Lepore, too highlights the problems with using disruption as a predictive guide by revisiting many of the case studies; she concludes that "It makes a very poor prophet." For a manager, this lack of prescriptive power is costly, as every threat to an incumbency may seem like the next disruption.

Brand Disrupt:
A third reason for concern is that "disruption" has created an entire industry that does little other than use the word as a brand. Consider just the number of industry conferences alone that use the word: TechCrunch Disrupt, Digital Disruption, Disruption and the Energy Industry, Disrupting Mobility, Insurance Disrupted -- a small sampling from this year. The overuse of the word takes away from any meaningful ways of making distinctions between different kinds of competitive threats and opportunities and offering practical decision frameworks or criteria that can stimulate creative problem-solving.

What is to be done? Before we run the risk of throwing the baby out with the bathwater, I would note that the mechanics underlying the original idea from Christensen (and others, such as McKinsey's Richard Foster, who had put forth similar concepts even earlier and reiterated in the December Harvard Business Review article) are sound.

To my surprise, few (including Christensen himself) seem to have made the connection to the fact that the mechanics underlying disruption - "low end disruption" emanating from an entrant who sees an opportunity in a less profitable segment of the market- is simply an outcome of the oldest tenets of good business strategy. One of the first rules of strategy, and what is taught in practically every business school, is to choose where to play, especially in the most attractive or most profitable segments of the market. Acting on this idea automatically implies that you would create the opening for an entrant who can occupy unoccupied territory at the low attractiveness end of the market.

This is, after all, the first step in the Christensenion journey of disruption. The second step of the journey is that the incumbent retreats even further into a more circumscribed segment after the industry attractiveness shifts after entry -- once again, classic strategy would endorse the move.

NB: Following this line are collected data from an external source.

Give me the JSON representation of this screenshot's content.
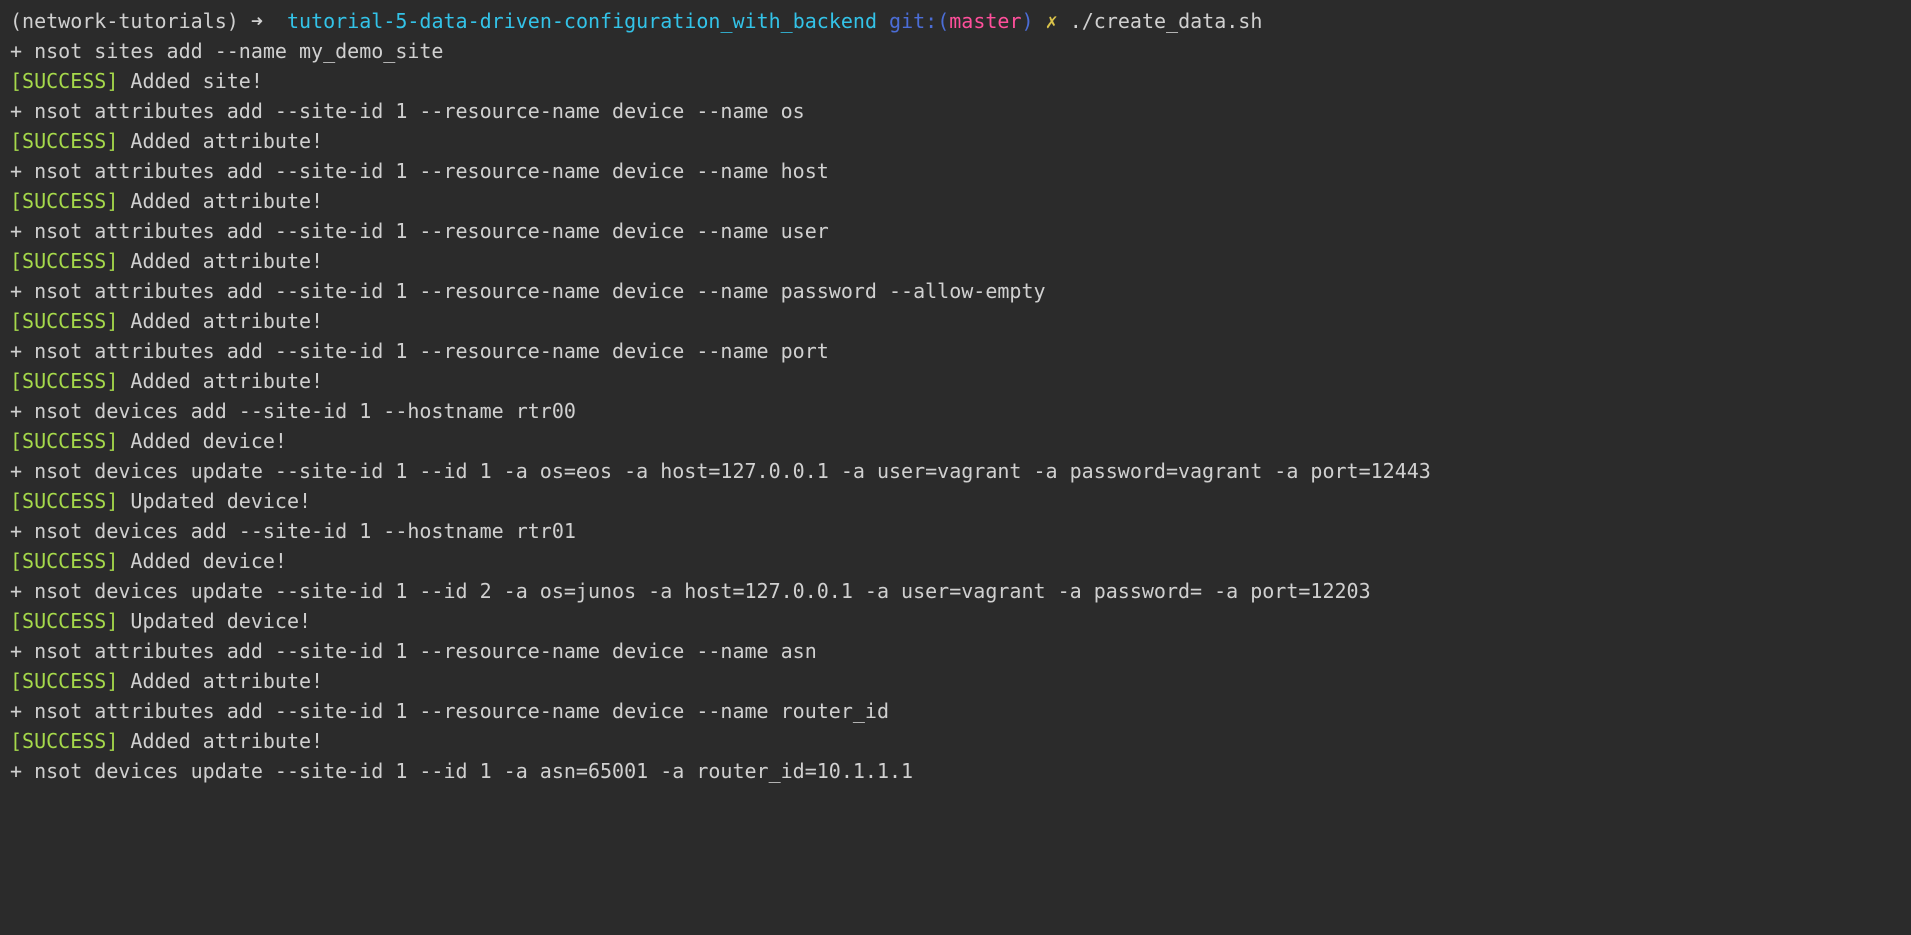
{
  "prompt": {
    "venv_open": "(",
    "venv": "network-tutorials",
    "venv_close": ")",
    "arrow": "➜",
    "dir": "tutorial-5-data-driven-configuration_with_backend",
    "git_label": "git:",
    "paren_open": "(",
    "branch": "master",
    "paren_close": ")",
    "x": "✗",
    "command": "./create_data.sh"
  },
  "lines": [
    {
      "type": "echo",
      "text": "+ nsot sites add --name my_demo_site"
    },
    {
      "type": "success",
      "tag": "[SUCCESS]",
      "msg": " Added site!"
    },
    {
      "type": "echo",
      "text": "+ nsot attributes add --site-id 1 --resource-name device --name os"
    },
    {
      "type": "success",
      "tag": "[SUCCESS]",
      "msg": " Added attribute!"
    },
    {
      "type": "echo",
      "text": "+ nsot attributes add --site-id 1 --resource-name device --name host"
    },
    {
      "type": "success",
      "tag": "[SUCCESS]",
      "msg": " Added attribute!"
    },
    {
      "type": "echo",
      "text": "+ nsot attributes add --site-id 1 --resource-name device --name user"
    },
    {
      "type": "success",
      "tag": "[SUCCESS]",
      "msg": " Added attribute!"
    },
    {
      "type": "echo",
      "text": "+ nsot attributes add --site-id 1 --resource-name device --name password --allow-empty"
    },
    {
      "type": "success",
      "tag": "[SUCCESS]",
      "msg": " Added attribute!"
    },
    {
      "type": "echo",
      "text": "+ nsot attributes add --site-id 1 --resource-name device --name port"
    },
    {
      "type": "success",
      "tag": "[SUCCESS]",
      "msg": " Added attribute!"
    },
    {
      "type": "echo",
      "text": "+ nsot devices add --site-id 1 --hostname rtr00"
    },
    {
      "type": "success",
      "tag": "[SUCCESS]",
      "msg": " Added device!"
    },
    {
      "type": "echo",
      "text": "+ nsot devices update --site-id 1 --id 1 -a os=eos -a host=127.0.0.1 -a user=vagrant -a password=vagrant -a port=12443"
    },
    {
      "type": "success",
      "tag": "[SUCCESS]",
      "msg": " Updated device!"
    },
    {
      "type": "echo",
      "text": "+ nsot devices add --site-id 1 --hostname rtr01"
    },
    {
      "type": "success",
      "tag": "[SUCCESS]",
      "msg": " Added device!"
    },
    {
      "type": "echo",
      "text": "+ nsot devices update --site-id 1 --id 2 -a os=junos -a host=127.0.0.1 -a user=vagrant -a password= -a port=12203"
    },
    {
      "type": "success",
      "tag": "[SUCCESS]",
      "msg": " Updated device!"
    },
    {
      "type": "echo",
      "text": "+ nsot attributes add --site-id 1 --resource-name device --name asn"
    },
    {
      "type": "success",
      "tag": "[SUCCESS]",
      "msg": " Added attribute!"
    },
    {
      "type": "echo",
      "text": "+ nsot attributes add --site-id 1 --resource-name device --name router_id"
    },
    {
      "type": "success",
      "tag": "[SUCCESS]",
      "msg": " Added attribute!"
    },
    {
      "type": "echo",
      "text": "+ nsot devices update --site-id 1 --id 1 -a asn=65001 -a router_id=10.1.1.1"
    }
  ]
}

The primary practical lesson therefore is the following: while you have a group that decides and executes on strategy for your organization, set up a parallel group that develops the "anti-strategy" -- the task is to anticipate the logic that different entrants might use to occupy the segments where your firm has chosen not to play. The collisions between the recommendations of the two groups will give you a roadmap for what the organization must anticipate. Based on the strength of the anti-strategists' rationale, you could prioritize the severity of the alternative disruptive threats and allocate resources accordingly.

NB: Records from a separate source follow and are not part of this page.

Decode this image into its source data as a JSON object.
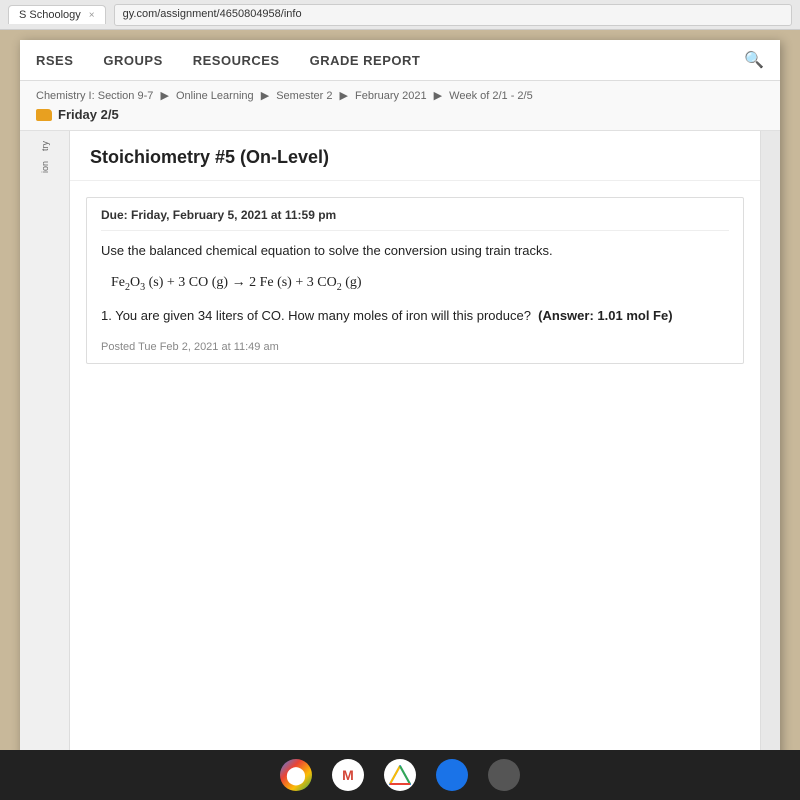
{
  "browser": {
    "tab_label": "S Schoology",
    "close_label": "×",
    "address": "gy.com/assignment/4650804958/info"
  },
  "nav": {
    "items": [
      "RSES",
      "GROUPS",
      "RESOURCES",
      "GRADE REPORT"
    ],
    "sidebar_labels": [
      "try",
      "ion"
    ]
  },
  "breadcrumb": {
    "path": [
      "Chemistry I: Section 9-7",
      "Online Learning",
      "Semester 2",
      "February 2021",
      "Week of 2/1 - 2/5"
    ],
    "separators": [
      "▶",
      "▶",
      "▶",
      "▶"
    ],
    "week_label": "Friday 2/5"
  },
  "assignment": {
    "title": "Stoichiometry #5 (On-Level)",
    "due_date": "Due: Friday, February 5, 2021 at 11:59 pm",
    "instruction": "Use the balanced chemical equation to solve the conversion using train tracks.",
    "equation_text": "Fe₂O₃ (s) + 3 CO (g) → 2 Fe (s) + 3 CO₂ (g)",
    "question": "1. You are given 34 liters of CO. How many moles of iron will this produce?",
    "answer_label": "(Answer: 1.01 mol Fe)",
    "posted": "Posted Tue Feb 2, 2021 at 11:49 am"
  },
  "taskbar": {
    "icons": [
      "🔵",
      "M",
      "▲",
      "🟦",
      "⬛"
    ]
  }
}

Disruption is not a radical idea. The academic debate runs the risk of radicalizing it and absorbing even more management time and attention. It is time we disrupted the endless talk of "disruption" and went back to the first principles of old-fashioned business strategy. The core idea has been lurking there all along. Now, it is time to focus on acting on it.

Chakravorti is senior associate dean of International Business & Finance at Tufts University's the Fletcher School. He's also the founding director of the Institute for Business in the Global Context and author of "The Slow Pace of Fast Change". Formerly a partner at McKinsey, he taught entrepreneurship and innovation at Harvard Business School.

This article appeared last week in an op-ed in my column in The Washington Post.